Case Presentation: A 63-year-old man with polycystic kidney disease and bilateral renal masses was seen in our dedicated Pre-Operative clinic before a bilateral nephrectomy for renal cell carcinoma. In preparation for this surgery his nephrologist had placed a referral for community hemodialysis. However, regional wait times for community dialysis chairs averaged 2-3 months necessitating prolonged hospital admissions. The Pre-Operative clinic physician, who also held roles in hospitalist medicine and hospital capacity management, conferred with the referring surgeon who provided the patient with detailed Pre-Operative counseling and risk-benefit discussion around this issue. They determined the surgery should proceed as planned. The Pre-Operative clinic physician referred this patient to our Hospital-at-Home (HaH) program prior to hospitalization, which had a pathway for patients needing dialysis to do so at the “brick and mortar” inpatient dialysis unit while waiting for a community dialysis chair. He transferred to this program on post-operative day #4 where he continued inpatient hemodialysis and was able to continue virtually working from home. He was ultimately discharged from Hospital-at-Home after 41 days once a community dialysis chair was secured.

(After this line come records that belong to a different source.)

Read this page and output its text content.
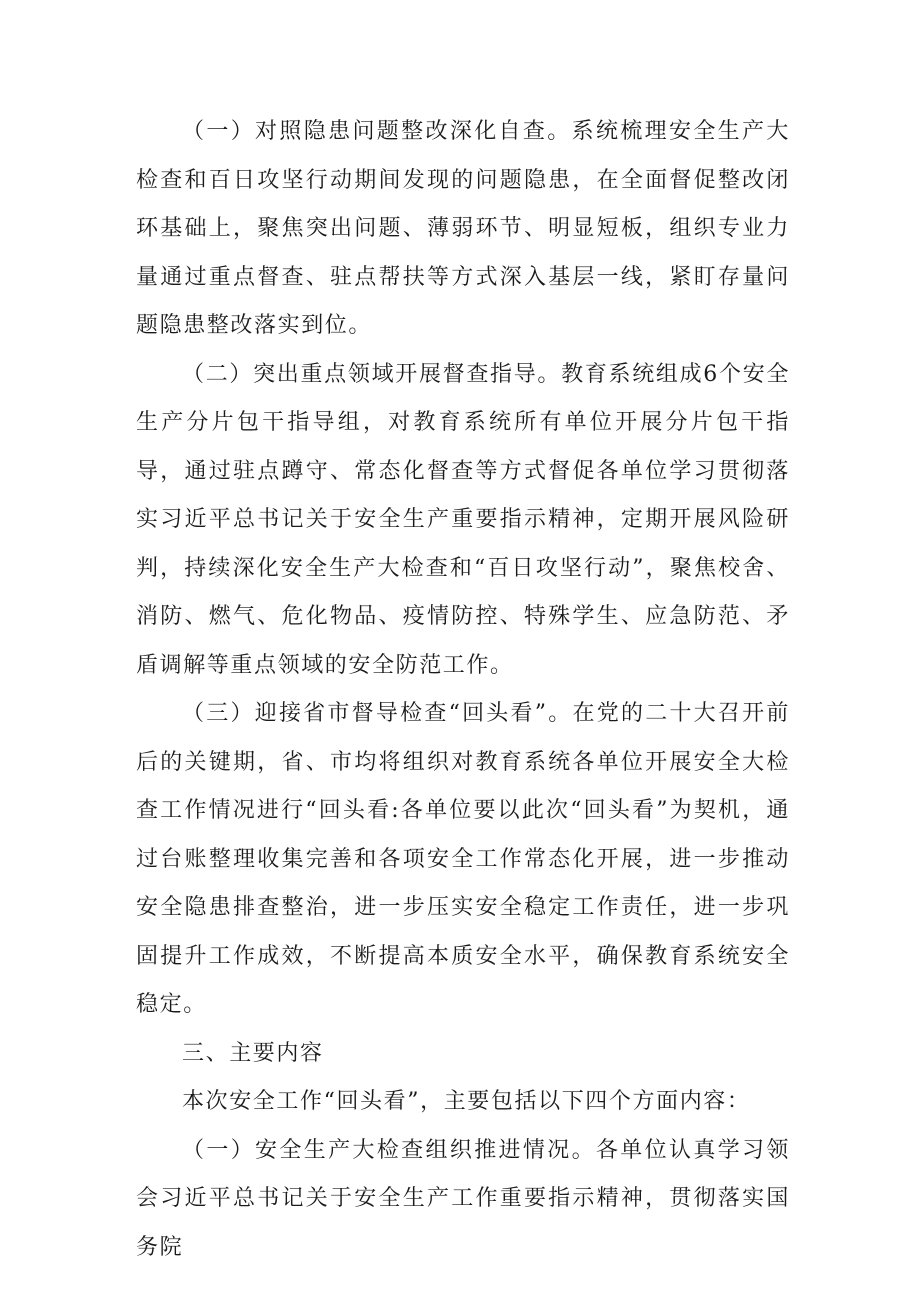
（一）对照隐患问题整改深化自查。系统梳理安全生产大检查和百日攻坚行动期间发现的问题隐患，在全面督促整改闭环基础上，聚焦突出问题、薄弱环节、明显短板，组织专业力量通过重点督查、驻点帮扶等方式深入基层一线，紧盯存量问题隐患整改落实到位。

（二）突出重点领域开展督查指导。教育系统组成6个安全生产分片包干指导组，对教育系统所有单位开展分片包干指导，通过驻点蹲守、常态化督查等方式督促各单位学习贯彻落实习近平总书记关于安全生产重要指示精神，定期开展风险研判，持续深化安全生产大检查和“百日攻坚行动”，聚焦校舍、消防、燃气、危化物品、疫情防控、特殊学生、应急防范、矛盾调解等重点领域的安全防范工作。

（三）迎接省市督导检查“回头看”。在党的二十大召开前后的关键期，省、市均将组织对教育系统各单位开展安全大检查工作情况进行“回头看:各单位要以此次“回头看”为契机，通过台账整理收集完善和各项安全工作常态化开展，进一步推动安全隐患排查整治，进一步压实安全稳定工作责任，进一步巩固提升工作成效，不断提高本质安全水平，确保教育系统安全稳定。

三、主要内容

本次安全工作“回头看”，主要包括以下四个方面内容：

（一）安全生产大检查组织推进情况。各单位认真学习领会习近平总书记关于安全生产工作重要指示精神，贯彻落实国务院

Discussion: Perioperative medicine is far more than the act of “clearance” before surgery and at its best, presents high value and cost savings opportunities by reducing complications and other strains on the health care system. High quality perioperative care integrates multidisciplinary skill sets, decreases post-operative length of stay, improves patient experience, and improves efficiency in delivery of care. Additionally, perioperative evaluations should ideally identify and mitigate potential discharge barriers, particularly given widespread hospital bed shortages which have been exacerbated by the COVID-19 pandemic, workforce shortages, and reduced post-acute placement options. HaH programs, which have expanded to include perioperative care, are well aligned with perioperative goals by alleviating hospital capacity strain, reducing cost, reducing readmissions, maintaining quality/safety, and improving patient experience for acutely ill adults requiring hospital care.

Conclusions: Perioperative is a systems-based practice, and when done best identifies opportunities to decrease LOS by preventing medical complications, but also by proactively identifying system level discharge barriers.  This case also demonstrates the value of perioperative medicine experts having active roles in hospital and systems-based practice leadership positions as perioperative medicine can be a focal point to integrate patients care across many facets of a health system.